We have a dedicated healthcare effort here in Australia with dedicated employees on the ground who are helping the industry here pioneer how to take this to a new place. We also think there’s a huge opportunity in insurance and we’re very focused on industries like manufacturing, mining and transportation, imported and export. The 2015 Digital Transition Policy presents opportunities in the federal government marketplace. We’re currently implementing push capabilities so that if an agency declares something as a record that needs to be automatically archived to the National Archives, the system will be able to seamlessly do that through web services and won’t negatively impact the efficiency of the organisation.

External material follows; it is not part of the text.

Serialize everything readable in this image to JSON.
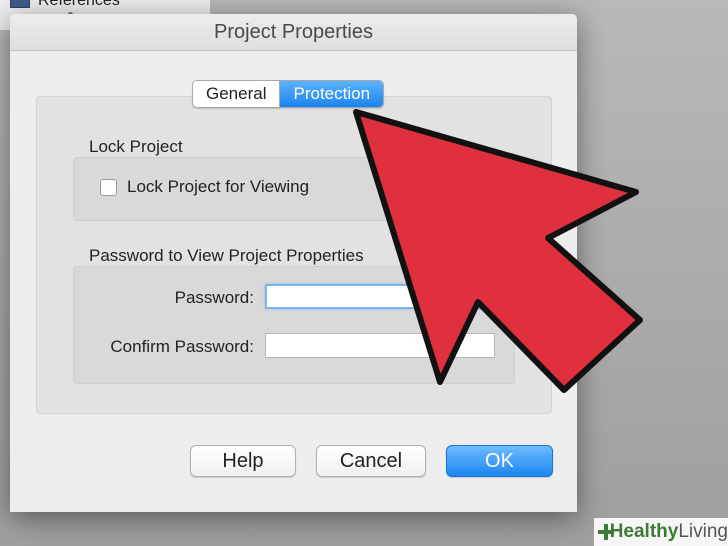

There are some entrenched players but a lot of those systems are really first or maybe second generation document management systems that might now be calling themselves ECM.  But in terms of enterprise class solutions that are metadata driven and can be tailored from department to department, and can work across an entire enterprise, I think that our architecture is so strong that we will be replacing systems in every industry

IDM: Many organisations struggle with dealing with masses of content in shared drives that is not able to be managed. What do you say to them?
MZ: “We’ve got some percentage of our customers who are storing 100% of the data tied to all of their transactions, but when somebody writes a position paper or a PowerPoint presentation that they’re going to present to a potential business partner, what do you tie that to? Where is the right place to store that, what is the right retention plan for that document that was written.  It’s a potential business partner, and maybe someday they’ll become a business partner, maybe they won’t, there’s no contract or not a business entity in any of your systems yet. 

It’s a very difficult problem to try to solve, and quite frankly one that Hyland Software that has not got into.  We’re more focused on hard return on investment, opportunities for organisations to drive their processes and manage their data and become more effective and more profitable.